Ver esos rieles perderse más allá de los ojos hacía que el pecho se volviera locomotora a vapor, contrito en la nostalgia. Se podía ver, claramente como el avance, el progreso, los intereses creados, actuan en contra del interés por preservar la historia, por fomentar el turismo haciendo, (como sería fantástico) un corredor turístico, poniendo una locomotora y dos o tres vagones a funcionar, refaccionando estaciones, reacondicionando lugares propios de los pueblos, con su idiosincrasia, sus historias, sus gentes. Pero, claro, esto no es el circuito de la costa, no daría tanta plata y, seguramente, no sería rentable para capitales extranjeros (los que siempre se llevan todo lo nuestro) y, ni a los capitales argentinos, ni al estado nacional ni provincial, ni a los municipios les interesa la preservación de lo que formó parte de nuestra cultura y desarrollo y fue, como quién dice, tirado a los chancos. Aun así y por sobre todo, como muestra de que tarde o temprano la vida reverdece, una flor asomaba entre los rieles para certificar que la belleza sigue siendo posible.

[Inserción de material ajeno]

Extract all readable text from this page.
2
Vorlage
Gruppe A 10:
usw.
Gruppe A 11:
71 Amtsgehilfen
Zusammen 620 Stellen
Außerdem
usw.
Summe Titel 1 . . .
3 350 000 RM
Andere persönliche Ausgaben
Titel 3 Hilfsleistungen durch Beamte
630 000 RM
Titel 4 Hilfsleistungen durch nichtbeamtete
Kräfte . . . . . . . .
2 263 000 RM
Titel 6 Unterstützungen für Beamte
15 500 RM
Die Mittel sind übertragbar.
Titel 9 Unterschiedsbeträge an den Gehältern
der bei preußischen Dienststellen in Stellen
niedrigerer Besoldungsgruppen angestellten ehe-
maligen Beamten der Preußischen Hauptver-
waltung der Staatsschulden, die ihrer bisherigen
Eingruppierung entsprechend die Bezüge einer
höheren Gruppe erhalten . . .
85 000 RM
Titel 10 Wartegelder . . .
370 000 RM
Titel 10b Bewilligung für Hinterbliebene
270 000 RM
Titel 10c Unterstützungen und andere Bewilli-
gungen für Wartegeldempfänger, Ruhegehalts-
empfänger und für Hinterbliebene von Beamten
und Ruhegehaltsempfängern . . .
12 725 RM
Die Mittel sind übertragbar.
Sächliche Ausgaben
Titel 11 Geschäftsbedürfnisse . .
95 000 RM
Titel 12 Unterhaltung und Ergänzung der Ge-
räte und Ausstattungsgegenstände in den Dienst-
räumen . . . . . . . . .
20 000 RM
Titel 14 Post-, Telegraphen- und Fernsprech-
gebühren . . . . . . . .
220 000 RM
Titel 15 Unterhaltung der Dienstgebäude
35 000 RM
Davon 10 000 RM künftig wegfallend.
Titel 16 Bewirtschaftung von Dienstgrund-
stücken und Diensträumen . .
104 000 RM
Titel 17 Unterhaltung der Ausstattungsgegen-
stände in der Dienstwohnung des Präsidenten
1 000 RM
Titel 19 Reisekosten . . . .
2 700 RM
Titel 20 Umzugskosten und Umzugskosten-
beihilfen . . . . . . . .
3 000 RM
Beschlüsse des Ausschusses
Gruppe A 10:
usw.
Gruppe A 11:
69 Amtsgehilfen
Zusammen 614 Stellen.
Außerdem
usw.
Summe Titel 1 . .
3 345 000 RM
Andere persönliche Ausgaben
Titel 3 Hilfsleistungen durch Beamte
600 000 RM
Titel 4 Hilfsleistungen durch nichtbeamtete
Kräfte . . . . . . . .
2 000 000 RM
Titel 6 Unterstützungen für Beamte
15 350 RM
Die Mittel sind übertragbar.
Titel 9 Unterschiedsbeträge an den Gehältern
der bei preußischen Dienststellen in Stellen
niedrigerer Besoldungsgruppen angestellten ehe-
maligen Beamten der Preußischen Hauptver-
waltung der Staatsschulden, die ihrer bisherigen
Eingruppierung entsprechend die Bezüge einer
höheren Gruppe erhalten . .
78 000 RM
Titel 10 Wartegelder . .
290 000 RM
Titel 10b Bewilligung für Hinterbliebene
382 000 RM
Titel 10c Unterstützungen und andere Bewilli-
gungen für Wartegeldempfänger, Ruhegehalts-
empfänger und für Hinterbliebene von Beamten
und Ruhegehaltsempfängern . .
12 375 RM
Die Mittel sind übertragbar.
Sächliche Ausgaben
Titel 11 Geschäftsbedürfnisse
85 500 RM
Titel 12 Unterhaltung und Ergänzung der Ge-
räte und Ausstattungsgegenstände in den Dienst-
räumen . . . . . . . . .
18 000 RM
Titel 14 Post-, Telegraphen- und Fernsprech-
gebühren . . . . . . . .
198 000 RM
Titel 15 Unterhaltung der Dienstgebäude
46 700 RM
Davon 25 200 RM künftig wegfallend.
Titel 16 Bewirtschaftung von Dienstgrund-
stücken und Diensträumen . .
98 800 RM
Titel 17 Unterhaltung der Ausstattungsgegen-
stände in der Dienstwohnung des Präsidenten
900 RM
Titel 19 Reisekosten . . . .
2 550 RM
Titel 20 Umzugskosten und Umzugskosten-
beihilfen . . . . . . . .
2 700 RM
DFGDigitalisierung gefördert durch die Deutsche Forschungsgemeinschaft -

De Plomer (y quedándonos con las ganas de probar el asadito), marchamos hasta La Choza y ahí, el dolor se hizo escombros al ver que de la estación sólo quedaban , como muestra del pasado, los carteles que anunciaban el ingreso y egreso del pueblo con el nombre de la estación y que sería de esperar, no desaparecieran. Allí conocimos a un vecino: Rubén Prieto, que tiene un almacén- bar, justo cruzando la calle, hace más de 60 años y que, a partir del primer día de octubre de 2011, cerrará sus puertas porque “qué puede hacer un bolichito de estos en un pueblo muerto donde, no estando tan lejos de ciudades vecinas la gente con sus vehículos se va hasta los supermercados y se abastece para todo el mes o toda la semana. Lo cierro nomás, qué se le va a hacer”. Este hombre con bondad infinita nos recibió en su local, nos mostró sus colecciones, sus antigüedades y nos regaló un farol a querosene; gestos de gente de pueblo, que, como en Hortensia, te mira a los ojos y al hablarte del ferrocarril, de cómo todo se fue muriendo, se llenan de lágrimas, se les hace trocha angosta el corazón.

Le preguntamos a Rubén, por qué sólo había escombros en lugar de la estación y dijo “Un día aparecieron los militares con camiones y camiones y tiraron abajo la estación, que era de chapas, y se llevaron todo. Ahí estaba la boletería, allá la sala del jefe, por ahí los baños…. todo se llevaron”.

Paseos de domingo. Historias que cuento para preservar/nos la historia.